28 May 2009

Defence White Paper: the China Syndrome

Today’s Australian Financial Review reports that Australia’s highly capable Ambassador to China, Dr Geoff Raby

...has launched a staunch defence of the Rudd Government’s defence white paper, saying Canberra did not consider China an emerging military threat.

The article goes on to say that [Dr] Raby’s comments follow uproar in China at an academic level over the government’s decision to predicate its long-term defence strategy around the unlikely prospect of a conflict involving China.

Dr Raby is entirely correct. As I commented back in April in Is China really the enemy?, the growth of China is a benign development which poses little threat to Australia’s security, and there are many other and better reasons for Australia to be spending more on defence.

This whole matter has been clumsily handled. I do not think that the White Paper is nearly as predicated on a China threat as much of the public commentary would have us believe, but the “In Fear of China” genie has been allowed to escape from the bottle, and the Government seems to have been unable to put it back in its place. More troublingly, it appears to have been uninclined to even attempt to do so, in which case it presents itself as much more thin-skinned than it ought to be about the Opposition Leader’s preposterous taunts about the Prime Minister being an apologist for China. Now that the issue is out there, the Government itself should be robust and forthright about its view of the implications for us of China’s rosy prospects. That message needs to be heard loud and clear in Australia, not just in Beijing.

Even more troublingly, there may be some influential people in defence and foreign policy circles who actually believe that China is a threat. I have heard a few cries and whispers that suggest that there is more substance to the front page story in the Weekend Australian for 11-12 April 2009 than I was giving credence to in Is China really the enemy? That story proclaimed that Defence strategists had “ignored the advice of Australia's most senior intelligence chiefs and rejected the view that China's military expansion poses little threat to the nation's long-term security”.

That is their prerogative, of course, but one version of the story I have heard is that the analysts came under a lot of pressure to change their assessments, to the point of the behaviour of the demandeur becoming quite intimidatory.
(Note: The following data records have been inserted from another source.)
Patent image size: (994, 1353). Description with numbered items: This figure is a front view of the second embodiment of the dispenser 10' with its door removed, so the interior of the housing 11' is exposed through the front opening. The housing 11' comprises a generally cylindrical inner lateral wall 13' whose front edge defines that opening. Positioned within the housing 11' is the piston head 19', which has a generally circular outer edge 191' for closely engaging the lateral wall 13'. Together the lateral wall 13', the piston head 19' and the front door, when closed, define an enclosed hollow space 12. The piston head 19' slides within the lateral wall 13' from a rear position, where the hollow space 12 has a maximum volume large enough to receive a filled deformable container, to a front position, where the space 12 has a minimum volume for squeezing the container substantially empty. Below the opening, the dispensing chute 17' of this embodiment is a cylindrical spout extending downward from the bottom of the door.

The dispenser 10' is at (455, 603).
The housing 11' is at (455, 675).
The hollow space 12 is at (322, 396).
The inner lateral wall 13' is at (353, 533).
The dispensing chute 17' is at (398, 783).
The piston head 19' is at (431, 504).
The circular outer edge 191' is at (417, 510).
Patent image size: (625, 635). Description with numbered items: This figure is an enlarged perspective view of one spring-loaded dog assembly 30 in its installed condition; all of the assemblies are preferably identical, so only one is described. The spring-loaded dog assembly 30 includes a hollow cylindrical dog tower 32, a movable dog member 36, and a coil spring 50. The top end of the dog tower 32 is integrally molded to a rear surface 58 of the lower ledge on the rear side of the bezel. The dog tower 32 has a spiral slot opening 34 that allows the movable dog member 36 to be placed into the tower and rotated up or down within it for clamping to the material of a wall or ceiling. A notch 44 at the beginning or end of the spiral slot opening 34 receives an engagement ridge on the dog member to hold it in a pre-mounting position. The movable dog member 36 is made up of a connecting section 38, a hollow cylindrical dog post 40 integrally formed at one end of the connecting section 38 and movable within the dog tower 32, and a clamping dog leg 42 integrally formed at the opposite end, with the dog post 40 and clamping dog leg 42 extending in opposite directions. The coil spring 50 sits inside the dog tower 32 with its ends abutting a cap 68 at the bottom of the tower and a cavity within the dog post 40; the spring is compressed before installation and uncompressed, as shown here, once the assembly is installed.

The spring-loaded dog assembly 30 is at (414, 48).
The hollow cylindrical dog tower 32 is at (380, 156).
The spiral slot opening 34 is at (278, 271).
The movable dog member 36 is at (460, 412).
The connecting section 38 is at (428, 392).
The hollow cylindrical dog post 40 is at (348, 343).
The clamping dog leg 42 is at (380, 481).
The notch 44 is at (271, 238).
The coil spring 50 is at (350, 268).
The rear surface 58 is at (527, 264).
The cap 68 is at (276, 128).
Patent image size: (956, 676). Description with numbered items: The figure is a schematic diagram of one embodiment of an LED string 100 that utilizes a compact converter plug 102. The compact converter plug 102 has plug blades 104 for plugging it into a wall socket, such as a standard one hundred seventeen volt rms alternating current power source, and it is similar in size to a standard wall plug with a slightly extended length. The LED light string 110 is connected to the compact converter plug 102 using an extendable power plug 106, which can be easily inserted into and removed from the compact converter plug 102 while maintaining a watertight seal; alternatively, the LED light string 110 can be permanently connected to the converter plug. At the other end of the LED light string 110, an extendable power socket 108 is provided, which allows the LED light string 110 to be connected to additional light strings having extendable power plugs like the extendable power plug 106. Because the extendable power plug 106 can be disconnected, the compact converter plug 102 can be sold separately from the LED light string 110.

If there is one lesson to be learned from the Iraq debacle it is that we don’t need governments or senior policy officers telling the intelligence agencies how their assessments should come out. We need intelligence agencies that call it as they see it, and governments that take the trouble to listen. What government then decides to do, having listened, is entirely a matter for the government of the day, and entirely the responsibility of the government decision makers.